After four and a half decades of marriage, cross-country moves, two children, and two grandchildren, the rest is history. Following a stint living in Alabama for Stephen’s Air Force medical service, the couple landed in Houston, where Lauren became an attorney while raising their sons. (She has now moved on from law to image consulting.) Stephen co-founded a pharmaceutical company to develop game-changing psychotropic drugs. And the successful Kramers, who have collected art since their days as a young married couple, needed a new abode.
A handsome, tree-filled lot in Memorial was acquired, and they tapped Houston firm Murphy Mears Architects to create a dream house — a contemporary, light-filled take on a Mediterranean villa.
The new house would serve as a receptacle for a sublime collection of 20th-century works on paper, artifacts gleaned from their travels, well-placed antiques, and contemporary sculpture and painting. The 16,250-square-foot house, despite its grand size, has a minimalist bent.

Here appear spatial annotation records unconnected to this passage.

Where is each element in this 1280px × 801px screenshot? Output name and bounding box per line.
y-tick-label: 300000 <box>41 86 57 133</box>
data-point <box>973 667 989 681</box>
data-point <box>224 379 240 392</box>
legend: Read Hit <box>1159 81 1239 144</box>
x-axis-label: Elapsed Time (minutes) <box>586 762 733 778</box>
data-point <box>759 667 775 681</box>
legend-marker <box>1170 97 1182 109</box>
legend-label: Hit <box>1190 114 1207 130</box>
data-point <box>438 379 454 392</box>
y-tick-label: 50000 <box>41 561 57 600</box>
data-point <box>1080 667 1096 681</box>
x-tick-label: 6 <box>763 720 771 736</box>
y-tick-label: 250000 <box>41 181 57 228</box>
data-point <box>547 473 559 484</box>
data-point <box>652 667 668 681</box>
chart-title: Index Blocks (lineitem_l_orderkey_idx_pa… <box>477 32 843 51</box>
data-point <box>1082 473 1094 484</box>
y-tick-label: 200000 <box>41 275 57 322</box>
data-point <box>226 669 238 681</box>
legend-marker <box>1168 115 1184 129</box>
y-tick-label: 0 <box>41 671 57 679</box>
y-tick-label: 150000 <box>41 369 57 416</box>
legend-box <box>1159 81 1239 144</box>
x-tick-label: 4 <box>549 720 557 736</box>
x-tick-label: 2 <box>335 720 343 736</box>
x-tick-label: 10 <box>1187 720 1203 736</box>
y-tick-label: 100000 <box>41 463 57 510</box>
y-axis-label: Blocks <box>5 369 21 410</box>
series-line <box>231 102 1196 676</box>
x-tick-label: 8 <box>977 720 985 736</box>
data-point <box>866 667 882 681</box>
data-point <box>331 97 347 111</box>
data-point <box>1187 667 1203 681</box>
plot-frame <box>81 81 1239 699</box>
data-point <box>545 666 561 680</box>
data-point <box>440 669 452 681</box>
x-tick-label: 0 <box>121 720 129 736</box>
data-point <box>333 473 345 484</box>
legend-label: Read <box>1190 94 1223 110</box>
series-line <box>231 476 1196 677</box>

Nine and a half years ago, the Kramers moved in, and designer Cherry Curlet was enlisted to create orderly room vignettes that honored the expansive volumes, perfect symmetry and ample light invoked by Murphy Mears’ architectural design. While art and finds have been added to the original design within the past decade, the bones of the home and its remarkable restraint have remained consistent (except in Lauren’s closet, where her love for pattern and textiles, handbags of all size and form beyond designer names, and an exuberance of vintage Bakelite is very much in evidence).
“I collected photos for years after building our first very traditional house in Piney Point village,” says Lauren, “in case I ever got a chance to build again. Steve selected the home’s windows and doors and the grain of the wood on our floors. He also selected his bathtub and everything having to do with his garage and shoeshine shop (yes, we have one, and Steve does the shining).”
Best of all, the Italian-informed house has been opened up on many occasions to the causes that the Kramers support. Among the most active members of Houston’s chapter of the World Affairs Council, the couple has made their villa the scene of many cocktails for World Affairs’ board members, supporters, and speakers including a reception for Harvard law professor Alan Dershowitz.
The house also hosts more vernacular occasions — family entertainments where grandsons mindfully race around the house, navigating a drapery sculpture by Glassell School director Joe Havel by the spiral staircase in the circular entrance hall.